Mettre des mots sur Paris n’est pas chose facile ! Tant d’autres en ont parlé, souvent avec talent, parfois avec génie. Pour ma part, Paris n’est pas du domaine des mots. C’est comme l’air que je respire, mon pas sur la marche du trottoir ou sur le passage pour piétons. C’est le geste fugitif du passant que je croise, un reflet dans une vitrine, le vélo qui me frôle, la voiture qui s’arrête pour me laisser passer, un rire surpris à la dérobée, les fronts penchés sur le bitume. « Atmosphère, atmosphère » disait Arletty. « Est-ce que j’ai une tête d’atmosphère ? » Oui, j’ai une tête d’atmosphère, l’atmosphère de Paris. Peut-être comme d’autres celle de Rome, ou de New York, ou encore n’importe où. Pour moi, c’est celle de Paris.
On me dit « Comment pouvez-vous habiter Paris, c’est sale, ça pue, c’est bruyant, les gens sont désagréables, etc… ». Ce sont les mêmes qui nous traitent de privilégiés. Oui, Paris est devenue une ville très chère. Finie la rue Montorgueil de notre arrivée, les artisans dans les cours, les marchandes des quatre saisons, les bouchers devant le zinc, tabliers ensanglantés. Les titis qui sifflaient les jolies filles en mangeant leur gamelle dans les squares. Les trognes rougeaudes qu’il valait mieux éviter, les autobus aux banquettes minuscules entre lesquelles se glissait le contrôleur, la plate-forme arrière et ses gaz d’échappement. Le vacarme des klaxons.
Aujourd’hui, vous y cotoyez le monde entier, pakistanais, africains, asiatiques, russes etc… Vous ne savez pas toujours s’ils sont touristes ou serveurs, plombiers ou médecins. L’accent parigot a disparu au profit de l’accent des cités venues du Maghreb. Les vieux Parisiens meurent les uns après les autres quand ils ne sont pas relégués dans des maisons de retraite en province. Ils sont remplacés par les « bobos », des jeunes aux revenus confortables qui préfèrent ses petits appartements aux espaces plus vastes de la banlieue. Des quartiers cossus aux avenues désertes gardent leur population bourgeoise repliée sur elle-même. Paris résiste, reste Paris, à Belleville, à Passy, à Montmartre. La blague n’est jamais loin, une sorte de civilité par nécessité préside aux parcours encombrés. Les bagarres y sont beaucoup plus rares qu’autrefois. On n’entend plus le sifflet des policiers dans les carrefours. N’en déplaise aux nostalgiques, Paris n’est pas devenu l’enfer qu’ils décrivent, même si les gangs de pickpockets sévissent dans les quartiers touristiques et que des milliers de sans-abris s’entassent misérablement sous les métros aériens. Le monde a changé, mais Paris conserve ce je ne sais quoi décrit par Victor Hugo dans les Misérables, ce je ne sais quoi de résistance qui autorise à ne pas se cacher pour rire ou pleurer, qui pousse à se révolter, une ville de liberté.

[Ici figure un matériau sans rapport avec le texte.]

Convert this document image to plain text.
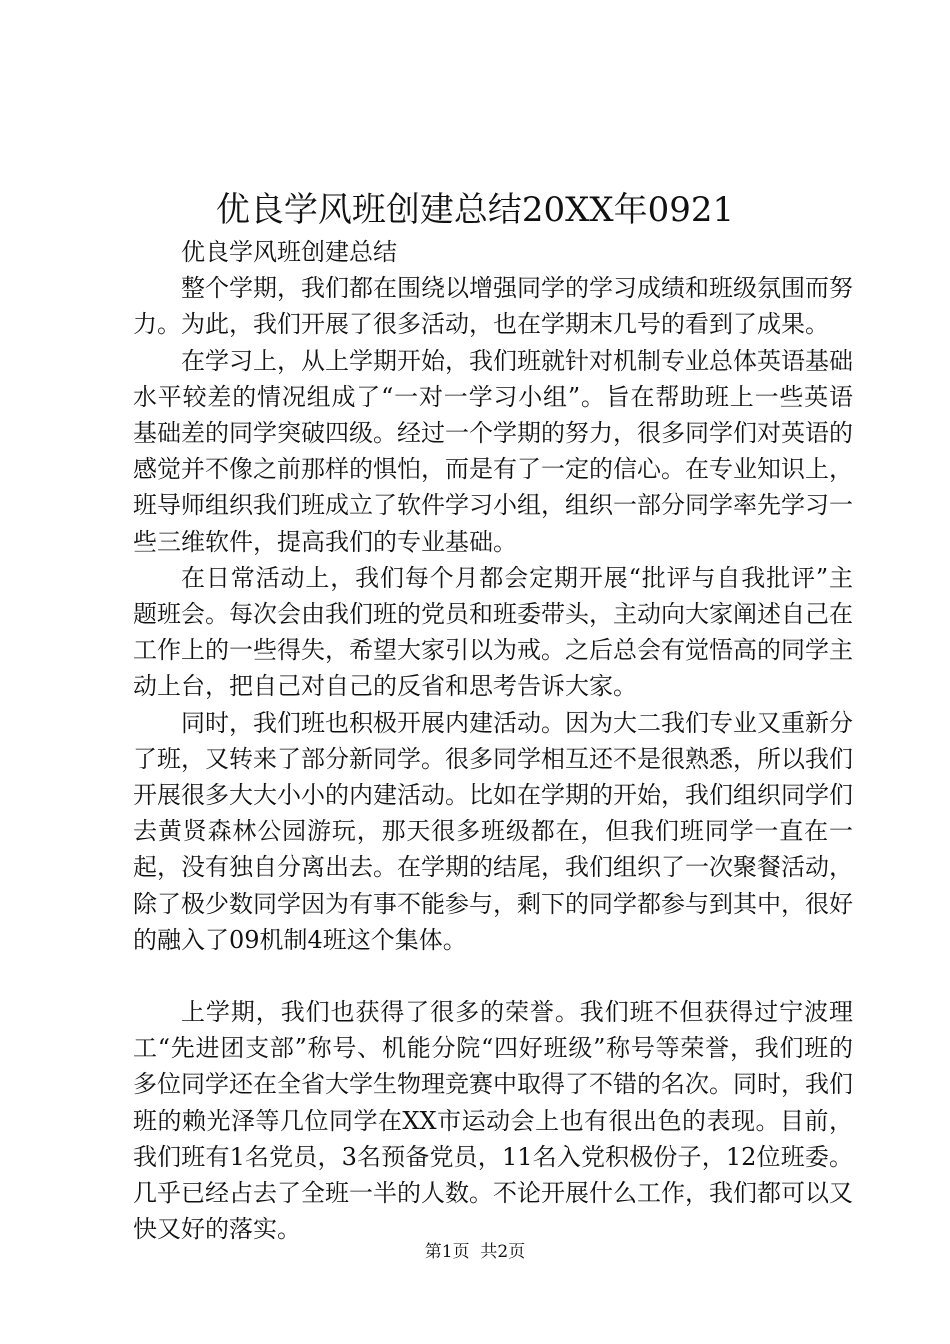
优良学风班创建总结20XX年0921

优良学风班创建总结

整个学期，我们都在围绕以增强同学的学习成绩和班级氛围而努力。为此，我们开展了很多活动，也在学期末几号的看到了成果。

在学习上，从上学期开始，我们班就针对机制专业总体英语基础水平较差的情况组成了“一对一学习小组”。旨在帮助班上一些英语基础差的同学突破四级。经过一个学期的努力，很多同学们对英语的感觉并不像之前那样的惧怕，而是有了一定的信心。在专业知识上，班导师组织我们班成立了软件学习小组，组织一部分同学率先学习一些三维软件，提高我们的专业基础。

在日常活动上，我们每个月都会定期开展“批评与自我批评”主题班会。每次会由我们班的党员和班委带头，主动向大家阐述自己在工作上的一些得失，希望大家引以为戒。之后总会有觉悟高的同学主动上台，把自己对自己的反省和思考告诉大家。

同时，我们班也积极开展内建活动。因为大二我们专业又重新分了班，又转来了部分新同学。很多同学相互还不是很熟悉，所以我们开展很多大大小小的内建活动。比如在学期的开始，我们组织同学们去黄贤森林公园游玩，那天很多班级都在，但我们班同学一直在一起，没有独自分离出去。在学期的结尾，我们组织了一次聚餐活动，除了极少数同学因为有事不能参与，剩下的同学都参与到其中，很好的融入了09机制4班这个集体。

上学期，我们也获得了很多的荣誉。我们班不但获得过宁波理工“先进团支部”称号、机能分院“四好班级”称号等荣誉，我们班的多位同学还在全省大学生物理竞赛中取得了不错的名次。同时，我们班的赖光泽等几位同学在XX市运动会上也有很出色的表现。目前，我们班有1名党员，3名预备党员，11名入党积极份子，12位班委。几乎已经占去了全班一半的人数。不论开展什么工作，我们都可以又快又好的落实。

第1页  共2页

C’est peut-être pourquoi, les gilets jaunes, comme les contestataires des grèves venus de toute la France n’ont pas trouvé tant d’opposition que ça, dans leur tentative de reprendre possession des rues d’une capitale dont ils sont, il faut le reconnaître, de plus en plus exclus.

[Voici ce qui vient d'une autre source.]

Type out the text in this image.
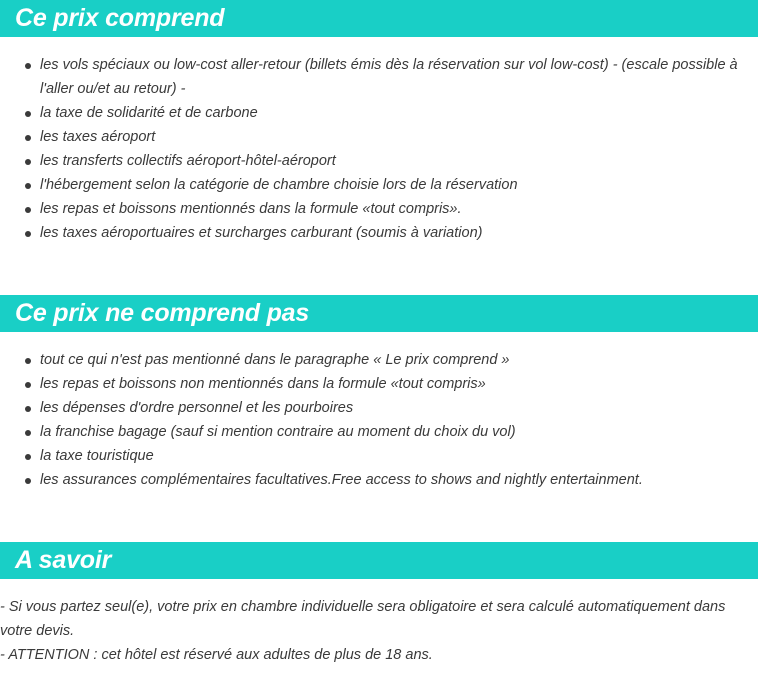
Ce prix comprend
les vols spéciaux ou low-cost aller-retour (billets émis dès la réservation sur vol low-cost) - (escale possible à l'aller ou/et au retour) -
la taxe de solidarité et de carbone
les taxes aéroport
les transferts collectifs aéroport-hôtel-aéroport
l'hébergement selon la catégorie de chambre choisie lors de la réservation
les repas et boissons mentionnés dans la formule «tout compris».
les taxes aéroportuaires et surcharges carburant (soumis à variation)
Ce prix ne comprend pas
tout ce qui n'est pas mentionné dans le paragraphe « Le prix comprend »
les repas et boissons non mentionnés dans la formule «tout compris»
les dépenses d'ordre personnel et les pourboires
la franchise bagage (sauf si mention contraire au moment du choix du vol)
la taxe touristique
les assurances complémentaires facultatives.Free access to shows and nightly entertainment.
A savoir

- Si vous partez seul(e), votre prix en chambre individuelle sera obligatoire et sera calculé automatiquement dans votre devis.
- ATTENTION : cet hôtel est réservé aux adultes de plus de 18 ans.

À Paris, on ne s’ennuie jamais. Un petit événement de rue, un petit mot à un inconnu, le souci de faire sa trace au milieu des travaux incessants, dans les méandres incompréhensibles des signalisations sont autant de petites aventures, à vrai dire parfois fatigantes, mais pourvu que cela dure ! La crise économique vide les magasins, les bistrots et les restaurants, remplit la ville de réfugiés. Paris a toujours vécu sur le fil du rasoir des insurrections et s’en est toujours sortie… Nous allons voter dans quinze jours. Ne laissons pas la ville aux seuls touristes et aux seuls internationaux capables de s’offrir ses logements à des prix de plus en plus exorbitants, sous le prétexte d’une tranquillité mortifère.